Но чем дальше, тем меньше ему нравилось поведение купца. Когда до возвращения домой остается всего один шаг, легко отмахнуться от тревожного предчувствия и двинуться навстречу свободе. Но вот не ждет ли его за этим шагом остро отточенный кол? Невольница лет сорока принесла поднос с соусом, виноградом и рыбными шашлыками, в ожидании замерла, неуверенно поглаживая бедра.

— Всё, иди, иди, — махнул рукой Середин, а когда дверь захлопнулась, накинул крючок. Почесал затылок, вспоминая, как легко он сам открывал сей немудреный запор, ухмыльнулся, достал ремешок из кожи каменной ящерицы и связал оба колечка крючка. Теперь, чтобы войти, желающим придется рубить дверь. Хоть поспать получится спокойно.


На рассвете он рискнул: оставил в комнате караван-сарая оружие и все вещи, опоясавшись кушаком, налегке вышел через южные ворота, дошагал до угловой башенки и присел под ней на камушке, созерцая берег с причалами. Несмотря на ранний час, рыбаки уже выгружали свой улов, отмахиваясь от наглых чаек, несли живое серебро в высоких корзинах за спиной к морским воротам. К торговым причалам запряженные осликами возки еще только подъезжали. Стража…

Сглотнув, Олег вскочил на ноги: пятеро стражников — четыре копейщика и один мечник, — шли от торговых причалов к городской стене. Остановились, составив свои пики, уселись в кружок. Откуда здесь стража? Вчера ее не было! Да и зачем она на берегу? Платежи в казну все на воротах получают, за порядком следить ни к чему: в порту не буянят, а работают. А коли что и случится — в дела заезжих купцов вмешиваться никто не станет. Обидятся — останется город без торговых доходов. Ладьям что, они у любых причалов встать могут, полдня пути дальше, полдня пути ближе — и достанется тогда вся прибыль соседям. Так что явились сюда стражники по какой-то неожиданной необходимости. Да еще встали так, чтобы внимание не привлекать. Якобы совершенно случайно остановились, кости бараньи по пыли покатать.

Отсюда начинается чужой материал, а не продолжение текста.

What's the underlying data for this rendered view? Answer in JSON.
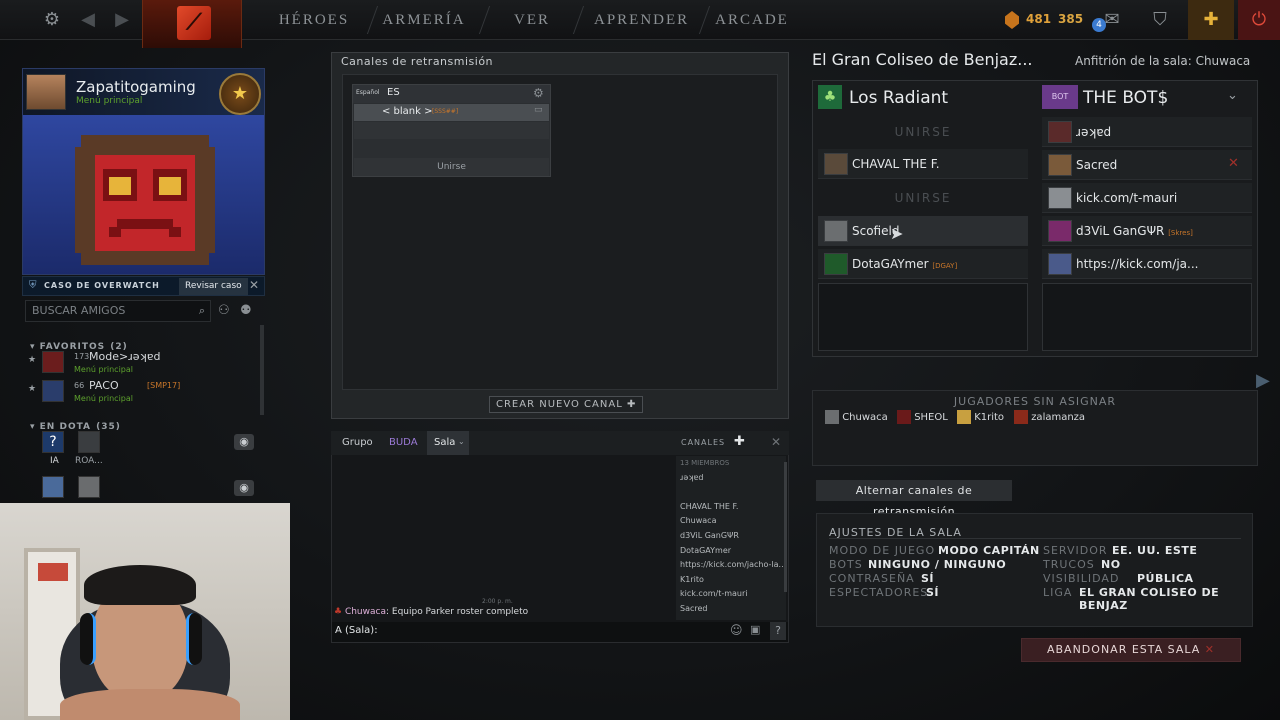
{
  "topbar": {
    "nav": [
      "HÉROES",
      "ARMERÍA",
      "VER",
      "APRENDER",
      "ARCADE"
    ],
    "currency_shards": "481",
    "currency_level": "385",
    "notifications": "4"
  },
  "profile": {
    "name": "Zapatitogaming",
    "status": "Menú principal"
  },
  "overwatch": {
    "label": "CASO DE OVERWATCH",
    "button": "Revisar caso"
  },
  "friends": {
    "search_placeholder": "BUSCAR AMIGOS",
    "favorites_header": "FAVORITOS",
    "favorites_count": "(2)",
    "favorites": [
      {
        "level": "173",
        "name": "Mode>ɹǝʞɐd",
        "tag": "",
        "status": "Menú principal"
      },
      {
        "level": "66",
        "name": "PACO",
        "tag": "[SMP17]",
        "status": "Menú principal"
      }
    ],
    "in_dota_header": "EN DOTA",
    "in_dota_count": "(35)",
    "in_dota": [
      {
        "name": "IA"
      },
      {
        "name": "ROA..."
      }
    ]
  },
  "broadcast": {
    "title": "Canales de retransmisión",
    "lang_small": "Español",
    "lang_code": "ES",
    "channel": "< blank >",
    "channel_tag": "[SSS##]",
    "join": "Unirse",
    "new_channel": "CREAR NUEVO CANAL"
  },
  "chat": {
    "tabs": [
      "Grupo",
      "BUDA",
      "Sala"
    ],
    "channels_label": "CANALES",
    "members_count": "13 MIEMBROS",
    "members": [
      "ɹǝʞɐd",
      "",
      "CHAVAL THE F.",
      "Chuwaca",
      "d3ViL GanGΨR",
      "DotaGAYmer",
      "https://kick.com/jacho-la...",
      "K1rito",
      "kick.com/t-mauri",
      "Sacred"
    ],
    "time": "2:00 p. m.",
    "message_author": "Chuwaca",
    "message_text": ": Equipo Parker roster completo",
    "input_prefix": "A (Sala):"
  },
  "lobby": {
    "title": "El Gran Coliseo de Benjaz...",
    "host": "Anfitrión de la sala: Chuwaca",
    "radiant": {
      "name": "Los Radiant",
      "join_label": "UNIRSE",
      "players": [
        "CHAVAL THE F.",
        "Scofield",
        "DotaGAYmer"
      ],
      "player_tag": "[DGAY]"
    },
    "dire": {
      "name": "THE BOT$",
      "players": [
        "ɹǝʞɐd",
        "Sacred",
        "kick.com/t-mauri",
        "d3ViL GanGΨR",
        "https://kick.com/ja..."
      ],
      "devil_tag": "[Skres]"
    },
    "unassigned_header": "JUGADORES SIN ASIGNAR",
    "unassigned": [
      "Chuwaca",
      "SHEOL",
      "K1rito",
      "zalamanza"
    ],
    "toggle_broadcast": "Alternar canales de retransmisión",
    "settings": {
      "header": "AJUSTES DE LA SALA",
      "mode_label": "MODO DE JUEGO",
      "mode_value": "MODO CAPITÁN",
      "bots_label": "BOTS",
      "bots_value": "NINGUNO / NINGUNO",
      "password_label": "CONTRASEÑA",
      "password_value": "SÍ",
      "spectators_label": "ESPECTADORES",
      "spectators_value": "SÍ",
      "server_label": "SERVIDOR",
      "server_value": "EE. UU. ESTE",
      "cheats_label": "TRUCOS",
      "cheats_value": "NO",
      "visibility_label": "VISIBILIDAD",
      "visibility_value": "PÚBLICA",
      "league_label": "LIGA",
      "league_value": "EL GRAN COLISEO DE",
      "league_value2": "BENJAZ"
    },
    "leave": "ABANDONAR ESTA SALA"
  },
  "colors": {
    "accent_red": "#c0392b",
    "status_green": "#5da02d",
    "gold": "#f2c94c"
  }
}
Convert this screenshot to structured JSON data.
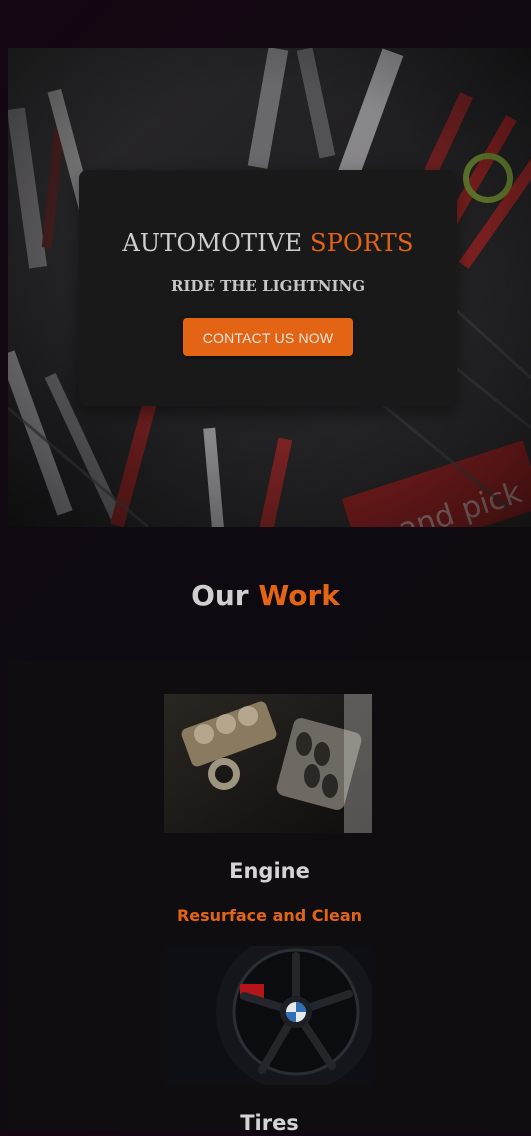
{
  "hero": {
    "title_main": "AUTOMOTIVE",
    "title_accent": "SPORTS",
    "subtitle": "RIDE THE LIGHTNING",
    "cta_label": "CONTACT US NOW",
    "background_image": "tools-workshop-photo"
  },
  "work": {
    "heading_main": "Our",
    "heading_accent": "Work",
    "items": [
      {
        "title": "Engine",
        "subtitle": "Resurface and Clean",
        "image": "engine-photo"
      },
      {
        "title": "Tires",
        "subtitle": "",
        "image": "wheel-photo"
      }
    ]
  },
  "colors": {
    "accent": "#e36415",
    "card_bg": "#191919",
    "panel_bg": "#100d11",
    "text": "#cfcfcf"
  }
}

«Спугнуть боятся, сволочи, — отступил за угол Середин. — Сдал меня купчишка, продал арабам. И что теперь? Идти к нему нельзя… Но если не пойду, сам в лапы не отдамся — так ведь облаву устроят. Раз про беглого невольника знают, будут настороже. Хотя зачем облаву? Достаточно страже на воротах приказ дать, чтобы на уши поглядывали у тех, кто концом чалмы их прикрывает… Вот, электрическая сила, и не денешься никуда. Рано или поздно, а ворот не минуешь. Хотя… Сегодня еще не ловят, ждут, что сам к причалу приду».

Олег сорвался с места, почти бегом домчался до южных ворот, потом быстрым шагом — до караван-сарая. Ради сдачи со своего дирхема хозяина ждать не стал: оба коврика — под мышку, сумку — через плечо, и ноги в руки — к северным воротам, дабы на южных не примелькаться. Забежав в улочку между теснящимися рыбацкими домиками, кинул коврики в пыль и сел сверху, переводя дух.

Пока ему повезло, не сцапали. Но что дальше? Искать другой портовый город? Если бы он знал, где они, эти портовые города, и вообще, куда какие дороги ведут. Опять же, пешком много не нагуляешься, а лошадь не купить — в селение он больше не ходок.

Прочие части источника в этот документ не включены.